Kadın, Dalgıç elbisesini hışırdatarak ve kafasındaki sımsıkı kapüşonunu düzeltip, saçlarının görünüp görünmediğini kontrol ederek tek dirseğinin üzerinde doğruldu.
– Ne Dalgıcı yahu dedi. Ben Dalgıç malgıç değilim.
Alnımın ortasında yer alan, sadece bazı akıllı kişilerin farkına varabildiği, doğduğumda “Salak”, yaşım ilerledikçe “Ey Koca Salak” haline dönüşen yazıyı kahküllerim ile gizleyerek sordum:
– Peki neden Dalgıç kıyafeti giydiniz? Anladııım! Demek ki plajda kıyafet balosu var ona katılacaksınız.
Arkadaş adayım terslendi:
– Höst! diyerek ruhumu incitti ve devam etti:
–Tövbe istiğfar et hanım. Dalgıç sensin, ağzını topla. Bu benim tesettür kıyafetim. Yüce rabbime şükürler olsun üç-beş yıl önce hidayete erdim ki, darısı başına. Kâfir olmana rağmen mayon pek usturuplu, allahın izni ile hidayete ermene çeyrek kalmış. Rabbim sana da nasip eder inşallah.
Devirdiğim çamı telafi etmek niyeti ile telaşla sordum:
– Aaa hidayet mi? Benim de halamın oğlunun karısının adı Hidayet. Ben Hidayet ablama ulaşmak için, evine Dikmen dolmuşuna binerek gidiyorum. Çok kolay, Karakol durağında inince ikinci sokak. Mayomu 5 dolara Amerika’dan almıştım, demek beğendiniz. Bir de ablam Çanakkale pazarından alıp getirmiş, görseniz o da çok güzel ve usturuplu. Sizinki de çok şık iyi günlerde kullanın.
Hayal ettiğim arkadaşlığımız, başlamadan zedelenmişti. Etrafta gezinen, denize girip çıkıp güneşlenen insanlara aldırmadan yayılıp yattığı yerden üzerine yapışmış mayosunu göstererek engerek yılanı misali tısladı:
– Tekrar tekrar, altını çizerek höst ve dahi günaha girmeyi göze alarak çüş diyorum hanımefendi. Bu mayo da değil, Dalgıç kıyafeti de değil. Buna Haşema denir. Ezan vakti ağzımı bozdurmayın. Gölgede süklüm püklüm oturmaya devam edin, cehennemde zaten cayır cayır bronzlaşacaksınız.
Son bir gayretle zırvalamaya devam ettim:
– Ama ben Hidayet ablama giderken zaten yüce rabbimden izin alıyorum, kem ve yahut küm.

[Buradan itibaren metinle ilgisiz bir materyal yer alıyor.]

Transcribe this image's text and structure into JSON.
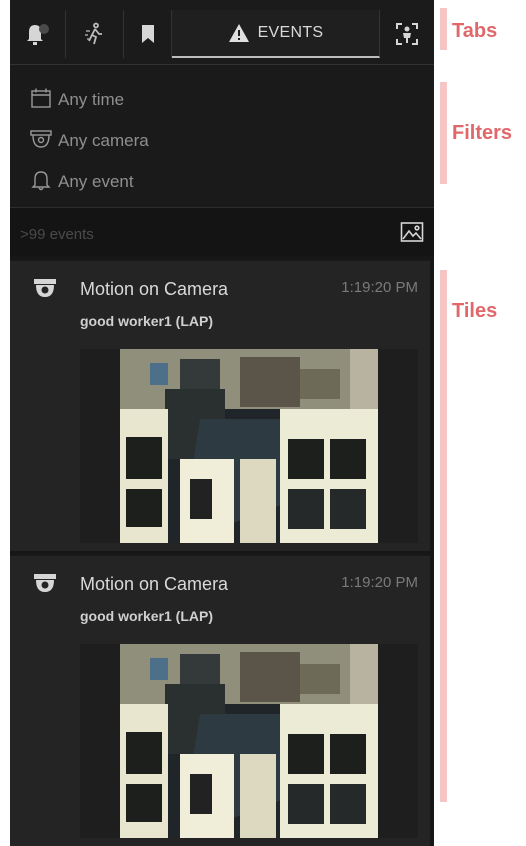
{
  "tabs": {
    "events_label": "EVENTS",
    "items": [
      {
        "name": "notifications",
        "icon": "bell-icon"
      },
      {
        "name": "motion",
        "icon": "walking-person-icon"
      },
      {
        "name": "bookmarks",
        "icon": "bookmark-icon"
      },
      {
        "name": "events",
        "icon": "warning-triangle-icon"
      },
      {
        "name": "face-detection",
        "icon": "person-frame-icon"
      }
    ]
  },
  "filters": [
    {
      "label": "Any time",
      "icon": "calendar-icon"
    },
    {
      "label": "Any camera",
      "icon": "dome-camera-icon"
    },
    {
      "label": "Any event",
      "icon": "bell-outline-icon"
    }
  ],
  "count_bar": {
    "label": ">99 events",
    "thumbnail_toggle_icon": "image-icon"
  },
  "tiles": [
    {
      "title": "Motion on Camera",
      "time": "1:19:20 PM",
      "subtitle": "good worker1 (LAP)",
      "icon": "camera-icon"
    },
    {
      "title": "Motion on Camera",
      "time": "1:19:20 PM",
      "subtitle": "good worker1 (LAP)",
      "icon": "camera-icon"
    }
  ],
  "annotations": {
    "tabs": "Tabs",
    "filters": "Filters",
    "tiles": "Tiles"
  },
  "colors": {
    "panel_bg": "#171717",
    "tile_bg": "#242424",
    "annotation": "#e0676a",
    "annotation_bar": "#f6c6c6"
  }
}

Suratıma buz parçaları gibi gözlerle bakıp, denizden çıkmakta olan kırmızı ve pembe dalgıç elbiseli arkadaşlarına seslendi:
– Melahat, hadi çıkın artık ikindiyi kaçıracağız. Çabuk olun, şu kumun üzerinde namazımızı acele eda ediverelim.

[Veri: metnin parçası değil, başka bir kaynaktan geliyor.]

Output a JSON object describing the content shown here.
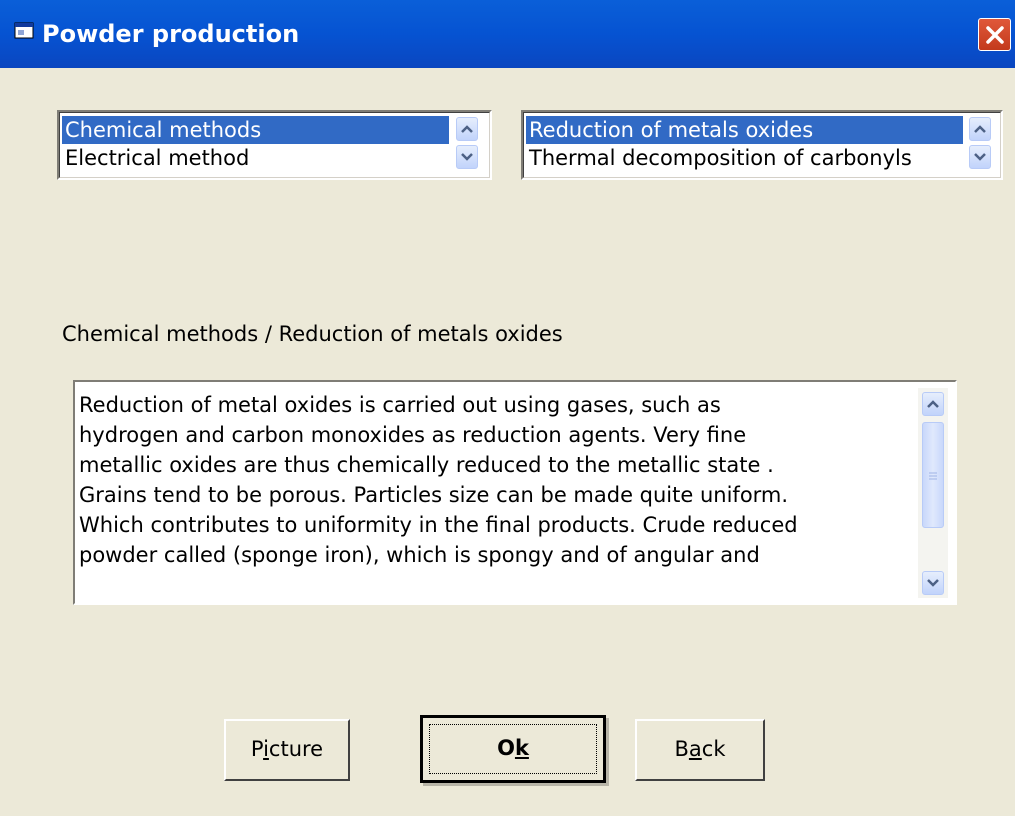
{
  "window": {
    "title": "Powder production",
    "colors": {
      "titlebar": "#0653d2",
      "face": "#ece9d8",
      "selection": "#316ac5",
      "close": "#d2462a"
    }
  },
  "list_left": {
    "items": [
      "Chemical methods",
      "Electrical method"
    ],
    "selected": 0
  },
  "list_right": {
    "items": [
      "Reduction of metals oxides",
      "Thermal decomposition of carbonyls"
    ],
    "selected": 0
  },
  "caption": "Chemical methods / Reduction of metals oxides",
  "description": {
    "lines": [
      "Reduction of metal oxides is carried out using gases, such as",
      "hydrogen and carbon monoxides as reduction agents. Very fine",
      "metallic oxides are thus chemically reduced to the metallic state .",
      "Grains tend to be porous. Particles size can be made quite uniform.",
      "Which contributes to uniformity in the final products. Crude reduced",
      "powder called (sponge iron), which is spongy and of angular and"
    ]
  },
  "buttons": {
    "picture": {
      "pre": "P",
      "acc": "i",
      "post": "cture"
    },
    "ok": {
      "pre": "O",
      "acc": "k",
      "post": ""
    },
    "back": {
      "pre": "B",
      "acc": "a",
      "post": "ck"
    }
  },
  "icons": [
    "window-icon",
    "close-icon",
    "scroll-up-icon",
    "scroll-down-icon"
  ]
}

Islak haşemasını hışırdatarak, yerinden doğruldu ve bana bir allahaısmarladık demeden uzaklaştı.
Hah işte ağabeyciğim, tatilimi yapmış, çamımı devirmiş, potumu da kırmıştım. Allah beni bildiği gibi yapsındı. Kendimi allaha havale edip, cep telefonumdan Cengiz ağabeyimizin eşi Hidayet ablamın numarasını aradım. Telefondaki ulvi ses, “aradığınız kişiye ulaşılamıyor lütfen daha sonra tekrar arayınız” dedi.
Böyleyken böyle oldu ağabeyciğim. Ellerinden öperim.